The Federation, the upstart rebels, have sent a spy to the planet, who pretends to be a hungry outcast wanting food and clothing. One of the interesting problems in IF is the difference in knowledge between the character and the player, and here I suspect that most players realize that the woman is not who she appears to be far before the character does. You have to train him by finding ever-mounting evidence. And this fellow is not a man of action either, being unable to climb trees, shoo a barncat, or swim—indeed, he is as hydrophobic as Stephen Dedalus.
The puzzles weren’t hard, I don’t think. I saw some of the competition reviews of the game which complained about the orange datatab password puzzle, and I guess that it must have been better clued in my version because it seemed really obvious. I would guess that the earlier version may not have included a description of the mirror being openable, but I’m not sure.

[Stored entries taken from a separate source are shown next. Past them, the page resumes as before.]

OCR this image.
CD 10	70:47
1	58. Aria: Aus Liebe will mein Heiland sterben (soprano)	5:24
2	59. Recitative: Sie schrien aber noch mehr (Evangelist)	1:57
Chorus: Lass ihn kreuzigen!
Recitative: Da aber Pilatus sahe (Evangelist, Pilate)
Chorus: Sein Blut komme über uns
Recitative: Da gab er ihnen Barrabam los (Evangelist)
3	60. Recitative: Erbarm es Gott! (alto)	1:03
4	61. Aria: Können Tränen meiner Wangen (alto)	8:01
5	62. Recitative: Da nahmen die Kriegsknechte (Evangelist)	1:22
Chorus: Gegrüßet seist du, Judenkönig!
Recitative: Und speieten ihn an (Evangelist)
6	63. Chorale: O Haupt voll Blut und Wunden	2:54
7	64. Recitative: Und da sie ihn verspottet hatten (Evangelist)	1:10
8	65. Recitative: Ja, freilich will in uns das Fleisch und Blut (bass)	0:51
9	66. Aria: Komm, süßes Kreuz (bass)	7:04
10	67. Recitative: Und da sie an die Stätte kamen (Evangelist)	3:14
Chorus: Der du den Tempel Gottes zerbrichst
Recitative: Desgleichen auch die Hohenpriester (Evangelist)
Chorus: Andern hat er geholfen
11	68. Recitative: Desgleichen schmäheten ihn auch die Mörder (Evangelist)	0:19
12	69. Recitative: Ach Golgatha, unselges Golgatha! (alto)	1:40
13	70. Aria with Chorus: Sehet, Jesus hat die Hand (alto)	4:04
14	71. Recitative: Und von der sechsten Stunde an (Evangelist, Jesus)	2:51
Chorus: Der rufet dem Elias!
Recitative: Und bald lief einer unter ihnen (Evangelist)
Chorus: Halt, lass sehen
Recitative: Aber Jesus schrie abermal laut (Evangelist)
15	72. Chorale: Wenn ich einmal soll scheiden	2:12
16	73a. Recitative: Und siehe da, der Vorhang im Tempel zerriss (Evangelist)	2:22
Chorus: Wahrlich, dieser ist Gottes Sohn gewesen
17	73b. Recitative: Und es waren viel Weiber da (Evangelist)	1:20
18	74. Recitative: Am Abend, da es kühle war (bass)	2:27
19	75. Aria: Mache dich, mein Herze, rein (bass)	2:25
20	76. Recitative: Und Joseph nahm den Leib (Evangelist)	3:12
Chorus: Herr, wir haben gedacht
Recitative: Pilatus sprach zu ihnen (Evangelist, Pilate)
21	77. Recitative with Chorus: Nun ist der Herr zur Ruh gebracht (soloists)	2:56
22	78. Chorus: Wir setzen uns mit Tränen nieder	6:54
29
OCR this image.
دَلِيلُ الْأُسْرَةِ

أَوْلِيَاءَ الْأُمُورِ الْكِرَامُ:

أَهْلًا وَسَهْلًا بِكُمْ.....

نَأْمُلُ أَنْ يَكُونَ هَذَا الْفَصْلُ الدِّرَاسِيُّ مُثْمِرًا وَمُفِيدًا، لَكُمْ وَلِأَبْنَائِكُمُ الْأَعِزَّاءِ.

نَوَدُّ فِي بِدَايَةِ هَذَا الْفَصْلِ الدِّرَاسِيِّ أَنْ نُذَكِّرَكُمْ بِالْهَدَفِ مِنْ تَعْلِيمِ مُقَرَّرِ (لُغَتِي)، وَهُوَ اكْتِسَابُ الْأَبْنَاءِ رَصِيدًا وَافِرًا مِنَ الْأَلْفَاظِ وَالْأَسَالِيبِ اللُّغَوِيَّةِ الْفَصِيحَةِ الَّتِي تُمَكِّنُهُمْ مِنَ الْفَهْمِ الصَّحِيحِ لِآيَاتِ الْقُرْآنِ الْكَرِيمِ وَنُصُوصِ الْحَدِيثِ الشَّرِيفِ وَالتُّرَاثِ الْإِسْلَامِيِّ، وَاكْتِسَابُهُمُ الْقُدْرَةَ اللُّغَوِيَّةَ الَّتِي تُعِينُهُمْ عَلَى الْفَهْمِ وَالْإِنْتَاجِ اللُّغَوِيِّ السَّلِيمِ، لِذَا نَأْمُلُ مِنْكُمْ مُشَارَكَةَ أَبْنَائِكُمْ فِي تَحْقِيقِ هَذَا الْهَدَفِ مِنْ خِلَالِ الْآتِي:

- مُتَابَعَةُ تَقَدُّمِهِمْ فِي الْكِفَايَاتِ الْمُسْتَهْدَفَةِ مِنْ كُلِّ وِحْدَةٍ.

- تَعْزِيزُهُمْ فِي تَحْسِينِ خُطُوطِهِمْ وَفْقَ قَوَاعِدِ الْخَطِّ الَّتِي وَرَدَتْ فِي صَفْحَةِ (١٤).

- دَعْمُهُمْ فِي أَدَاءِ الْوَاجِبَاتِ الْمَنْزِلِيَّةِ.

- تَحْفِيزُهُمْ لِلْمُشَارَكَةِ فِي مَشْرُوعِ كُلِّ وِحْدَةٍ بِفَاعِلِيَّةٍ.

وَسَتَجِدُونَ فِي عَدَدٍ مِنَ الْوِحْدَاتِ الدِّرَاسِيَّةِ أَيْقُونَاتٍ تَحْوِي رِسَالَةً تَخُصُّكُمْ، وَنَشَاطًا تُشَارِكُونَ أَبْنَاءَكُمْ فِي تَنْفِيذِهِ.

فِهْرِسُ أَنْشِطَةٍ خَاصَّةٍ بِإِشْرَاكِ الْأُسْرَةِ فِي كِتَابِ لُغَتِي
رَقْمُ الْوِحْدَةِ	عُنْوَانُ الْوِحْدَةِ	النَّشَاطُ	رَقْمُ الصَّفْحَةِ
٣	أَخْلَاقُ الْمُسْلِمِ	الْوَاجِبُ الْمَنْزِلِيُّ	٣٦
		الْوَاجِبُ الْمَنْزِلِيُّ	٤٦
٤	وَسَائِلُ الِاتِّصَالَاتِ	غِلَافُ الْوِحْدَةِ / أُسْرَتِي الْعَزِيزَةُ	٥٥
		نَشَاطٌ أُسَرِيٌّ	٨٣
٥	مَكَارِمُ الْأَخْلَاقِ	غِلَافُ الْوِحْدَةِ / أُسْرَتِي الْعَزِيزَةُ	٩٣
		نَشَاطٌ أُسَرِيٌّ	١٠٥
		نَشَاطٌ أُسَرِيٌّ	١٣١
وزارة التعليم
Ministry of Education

One puzzle-writing style that Eve’s games seem to have, based on Snowquest and this is revealed description. Items listed in a room’s paragraph description will need to be examined further before crucial information is revealed. At one point, for example, I got stuck because I had not realized that a “gap” in the forest needed to be examined more closely to determine that you could find another path. It was once conventional to include a separate paragraph for items such as this; I seem to remember Andrew Plotkin’s So Far and perhaps other works violating that principle. But, anyway, once I got past that it was easy. (Actually, I did not find the trapdoor until after I brought the woman food and clothing, and getting there without her noticing was a bit frustrating and illogical, as it seems she would notice you blundering around.)
From a sociological or political perspective, it would have been more interesting if the Federation didn’t just want the planet for slave labor, even if that more-or-less amounted to the Empire’s plans. I also wonder if the woman shouldn’t have been warier of the drik.
I’m always pleased to solve one of these games without consulting hints. I like to tell myself I’m good at them, but in actuality I tend to get frustrated too easily and immediately turn to hints. Figuring out the games is similar in many ways to literary interpretation, as you have to understand authorial patterns and style.